Setelah Bunda selesai menjabarkan, kami melanjutkan dengan sesi diskusi ringan.

Selalu ada insight baru, selalu ada cara mengonsep untuk membangun suatu peradaban yang besar, yang kuat, kokoh dan hebat.

Saya pikir, Peradaban yang saya sebutkan diatas terdiri atas sekumpulan orang yang telah mempersiapkan generasi terbaiknya. Sekumpulan orang ini tentu terdiri atas keluarga-keluarga kecil yang mendidik anak dengan baik.

Jiika peradaban yang besar ibarat sebuah bangunan besar dan kuat. Maka, keluarga adalah butiran pasir yang membentuk ‘bangunan’ tersebut.

Semoga, kelak saya menjadi butir pasir bagi perdaban itu. Karena sungguh, kita tidak pernah tau apakah maut atau jodoh yang menjemput terlebih dahulu. Tugas kita adalah mempersiapkan dengan sebaik-baiknya.

Saya jadi ingat, beberapa waktu lalu ketika saya mendapatkan teguran keras dari paman. Saya berpikir kembali, masih ada hak-hak yang harus dipenuhi, hak orangtua, hak ummat, hak masyarakat.

 Maka, persoalan menikah tentu juga harus dipersiapkan.

Ilmunya di dapatkan, dan ini adalah ikhtiar untuk mempersiapkan sebaik-baiknya.

Bukankah laki-laki yang baik hanya untuk perempuan yang baik? Demikian pula sebaliknya.

Maka sungguh, tulisan saya tentang sekolah Calon Ibu, atau tentang menikah, jangan diartikan secara sempit bahwa saya ngebet nikah.

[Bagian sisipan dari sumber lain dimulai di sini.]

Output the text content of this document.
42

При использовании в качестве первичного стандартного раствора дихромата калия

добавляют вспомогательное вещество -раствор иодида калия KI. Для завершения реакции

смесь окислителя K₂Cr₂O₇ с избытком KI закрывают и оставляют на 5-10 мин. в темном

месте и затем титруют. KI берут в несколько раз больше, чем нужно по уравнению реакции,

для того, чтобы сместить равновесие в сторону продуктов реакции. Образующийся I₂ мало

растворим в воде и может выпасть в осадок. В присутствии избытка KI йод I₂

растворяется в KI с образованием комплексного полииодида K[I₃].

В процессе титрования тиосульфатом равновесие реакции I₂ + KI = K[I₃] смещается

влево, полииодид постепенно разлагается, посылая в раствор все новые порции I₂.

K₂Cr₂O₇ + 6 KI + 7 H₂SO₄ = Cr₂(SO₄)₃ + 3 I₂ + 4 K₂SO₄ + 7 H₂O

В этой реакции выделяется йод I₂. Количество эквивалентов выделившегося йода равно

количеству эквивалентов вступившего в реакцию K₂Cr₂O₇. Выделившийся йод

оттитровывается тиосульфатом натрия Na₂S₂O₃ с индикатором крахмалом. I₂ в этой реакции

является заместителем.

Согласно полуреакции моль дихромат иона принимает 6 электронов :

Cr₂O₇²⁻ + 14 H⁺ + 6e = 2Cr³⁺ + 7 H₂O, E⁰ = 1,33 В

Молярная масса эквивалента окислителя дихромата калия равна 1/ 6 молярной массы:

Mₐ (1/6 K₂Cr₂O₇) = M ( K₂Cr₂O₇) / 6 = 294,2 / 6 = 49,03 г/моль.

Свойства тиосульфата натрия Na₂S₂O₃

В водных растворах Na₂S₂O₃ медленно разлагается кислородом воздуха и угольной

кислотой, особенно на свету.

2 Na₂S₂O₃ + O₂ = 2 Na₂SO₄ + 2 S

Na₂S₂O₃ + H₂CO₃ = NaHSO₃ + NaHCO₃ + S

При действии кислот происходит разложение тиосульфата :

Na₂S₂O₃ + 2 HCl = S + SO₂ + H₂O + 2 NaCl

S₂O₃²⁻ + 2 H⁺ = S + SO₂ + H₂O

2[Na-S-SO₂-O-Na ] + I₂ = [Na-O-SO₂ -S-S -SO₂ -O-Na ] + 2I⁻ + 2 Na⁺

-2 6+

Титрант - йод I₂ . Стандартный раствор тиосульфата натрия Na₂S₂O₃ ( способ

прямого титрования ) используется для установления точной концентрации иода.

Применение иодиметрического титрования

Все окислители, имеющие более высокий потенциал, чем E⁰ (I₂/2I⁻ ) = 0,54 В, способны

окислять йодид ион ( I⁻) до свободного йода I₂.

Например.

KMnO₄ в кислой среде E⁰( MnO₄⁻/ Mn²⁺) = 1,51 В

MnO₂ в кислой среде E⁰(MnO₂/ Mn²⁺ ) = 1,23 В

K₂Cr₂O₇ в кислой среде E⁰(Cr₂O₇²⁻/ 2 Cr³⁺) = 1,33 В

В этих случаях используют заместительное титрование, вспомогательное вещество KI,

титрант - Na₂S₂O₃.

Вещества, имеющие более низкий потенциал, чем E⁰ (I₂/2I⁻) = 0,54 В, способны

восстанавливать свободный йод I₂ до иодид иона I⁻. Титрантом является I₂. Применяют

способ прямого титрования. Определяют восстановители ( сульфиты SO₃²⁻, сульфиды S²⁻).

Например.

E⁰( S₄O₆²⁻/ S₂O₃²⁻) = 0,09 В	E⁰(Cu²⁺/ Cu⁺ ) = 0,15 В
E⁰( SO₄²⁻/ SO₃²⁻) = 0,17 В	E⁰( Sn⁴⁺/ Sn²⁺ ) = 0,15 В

Malah sebaliknya, Jika hari ini (26 Februari 2018) ada seorang laki-laki yang mengajak saya untuk menikah saat ini juga, maka saya akan berkata tegas “Tidak”.

Saya belum siap. Saya benar-benar belum siap.

Saya sedang mempersiapkan, saya sedang menunaikan syarat-syarat menuju ke sana.

“Menikahi saya itu berat, maka semoga dia yang bersilahturahmi kerumah adalah yang benar-benar kuat”.

Maaf, ini bukan ajang baper atau kode-kodean. Sama sekali tidak. Saya hanya ingin menjadi tegas atas keputusan saya, atas janji-janji masa depan saya.

Karena sungguh, laki-laki yang baik tentu akan berpikir berulang kali untuk mempersiapkan diri, tidak asal-asalan. Dan tentu, laki-laki yang keren adalah dia yang juga mempersiapkan, menyebutkan nama dalam bait-bait do’a.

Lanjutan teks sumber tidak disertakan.